Venezuela: même sans référendum, l’opposition veut déloger Maduro

Venezuela: même sans référendum, l’opposition veut déloger Maduro

Caracas (AFP) – L’opposition au Venezuela tentera cette semaine de pousser au départ anticipé du président socialiste Nicolas Maduro, que ce soit au Parlement où elle est majoritaire ou dans la rue avec une manifestation mercredi.

« Coup d’Etat », « dictature », « rupture de l’ordre constitutionnel » : furieux, le camp anti-Maduro ne mâche pas ses mots depuis l’annonce, jeudi dernier par le Conseil national électoral (CNE), de la suspension sine die du processus de référendum révocatoire.

Ce dernier, lancé depuis de longs mois, devait entrer dans sa dernière ligne droite cette semaine avec une nouvelle collecte de signatures.

Mardi, la coalition de la Table pour l’unité démocratique (MUD, centre droit) réunira le Parlement pour une séance qui pourrait « mener à un procès et une procédure devant le Parlement » contre le président accusé d’avoir orchestré via le CNE un coup d’Etat, a indiqué le chef de la majorité Julio Borges.

La résolution du Parlement dimanche déclarant « l’existence d’un coup d’Etat commis par le régime de Nicolas Maduro » « légitime les prochaines décisions de l’Assemblée, mais les étapes suivantes dépendront de ce qu’elle décidera mardi », prévient l’expert en droit constitutionnel José Ignacio Hernandez, pour qui le pays est « face à une situation complexe qui pourrait évoluer rapidement ».
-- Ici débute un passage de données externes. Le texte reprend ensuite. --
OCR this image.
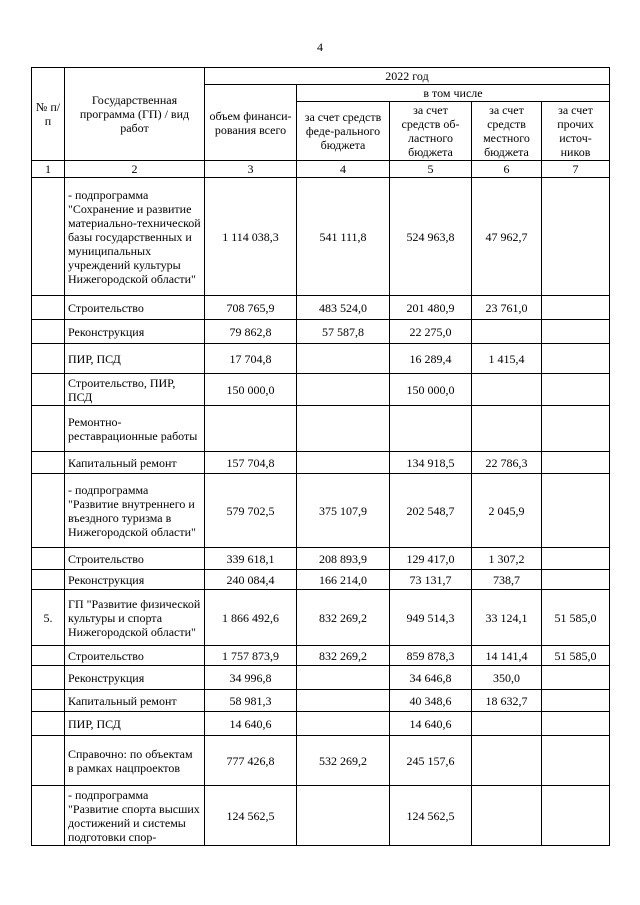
4
№ п/п	Государственная программа (ГП) / вид работ	2022 год				
		объем финанси-рования всего	в том числе			
			за счет средств феде-рального бюджета	за счет средств об-ластного бюджета	за счет средств местного бюджета	за счет прочих источ-ников
1	2	3	4	5	6	7
	- подпрограмма "Сохранение и развитие материально-технической базы государственных и муниципальных учреждений культуры Нижегородской области"	1 114 038,3	541 111,8	524 963,8	47 962,7	
	Строительство	708 765,9	483 524,0	201 480,9	23 761,0	
	Реконструкция	79 862,8	57 587,8	22 275,0		
	ПИР, ПСД	17 704,8		16 289,4	1 415,4	
	Строительство, ПИР, ПСД	150 000,0		150 000,0		
	Ремонтно-реставрационные работы					
	Капитальный ремонт	157 704,8		134 918,5	22 786,3	
	- подпрограмма "Развитие внутреннего и въездного туризма в Нижегородской области"	579 702,5	375 107,9	202 548,7	2 045,9	
	Строительство	339 618,1	208 893,9	129 417,0	1 307,2	
	Реконструкция	240 084,4	166 214,0	73 131,7	738,7	
5.	ГП "Развитие физической культуры и спорта Нижегородской области"	1 866 492,6	832 269,2	949 514,3	33 124,1	51 585,0
	Строительство	1 757 873,9	832 269,2	859 878,3	14 141,4	51 585,0
	Реконструкция	34 996,8		34 646,8	350,0	
	Капитальный ремонт	58 981,3		40 348,6	18 632,7	
	ПИР, ПСД	14 640,6		14 640,6		
	Справочно: по объектам в рамках нацпроектов	777 426,8	532 269,2	245 157,6		
	- подпрограмма "Развитие спорта высших достижений и системы подготовки спор-	124 562,5		124 562,5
Alors que le référendum est dans l’impasse, l’opposition étudie tous les moyens pour obtenir le départ anticipé de Nicolas Maduro, élu en 2013 et dont le mandat s’achève en 2019.

Elle reproche au chef de l’Etat, héritier politique du défunt Hugo Chavez (1999-2013), d’avoir fait sombrer le pays pétrolier en plein naufrage économique, en n’ayant pas su prévoir ni réagir à temps à la chute des cours du brut.

Au quotidien, cette crise a des conséquences désastreuses pour les habitants, obligés de patienter des heures face à des supermarchés et pharmacies aux rayons presque vides ou aux produits inabordables.

La pénurie touche 80% des aliments et médicaments et l’inflation, totalement incontrôlable, est estimée par le FMI à 475% cette année et devrait s’élever à 1.660% en 2017.

– Bataille politique –

Excédés, plus de six Vénézuéliens sur dix se disent prêts à voter pour la révocation du président Maduro, actuellement en tournée au Moyen-Orient où il tente d’obtenir des accords pour une hausse des prix du pétrole.

L’opposition cherchera à surfer sur ce mécontentement populaire mercredi : elle appelle à de grandes manifestations dans tout le pays.

Dimanche, lors d’une séance houleuse marquée par l’irruption dans l’hémicycle de partisans du président, l’Assemblée a invité « le peuple du Venezuela à la défense active (de la Constitution) jusqu’au rétablissement de l’ordre constitutionnel ».

La capacité du camp anti-Maduro à faire descendre les Vénézuéliens dans les rues a connu plus ou moins de succès ces derniers mois, alors que la population se décourage et craint des débordements violents dans ce pays où la criminalité est parmi les plus élevées au monde.

La peur de la répression est également dans tous les esprits, après les manifestations violentes de 2014 qui s’étaient soldées par un bilan officiel de 43 morts.

« La bataille institutionnelle est perdue, donc l’Assemblée nationale a défini les grandes lignes de ce que sera sa bataille politique : les protestations populaires, la démonstration de sa majorité (au Parlement) et l’appel à la pression internationale », explique à l’AFP l’analyste Luis Vicente Leon.

Des responsables de la MUD vont d’ailleurs se rendre à Washington pour demander que l’Organisation des Etats américains (OEA) applique au Venezuela les dispositions de la Charte démocratique interaméricaine, qui prévoit des sanctions en cas de rupture démocratique.

Le secrétaire général de l’OEA, Luis Almagro, avait déjà estimé vendredi que le Venezuela était en pleine « rupture démocratique » après la suspension du processus de référendum.

Douze pays de l’OEA, dont l’Argentine, le Brésil, l’Uruguay, la Colombie, le Mexique, le Chili et le Costa Rica, ont exprimé leur « préoccupation » devant la crise vénézuélienne et ont appelé le gouvernement au dialogue.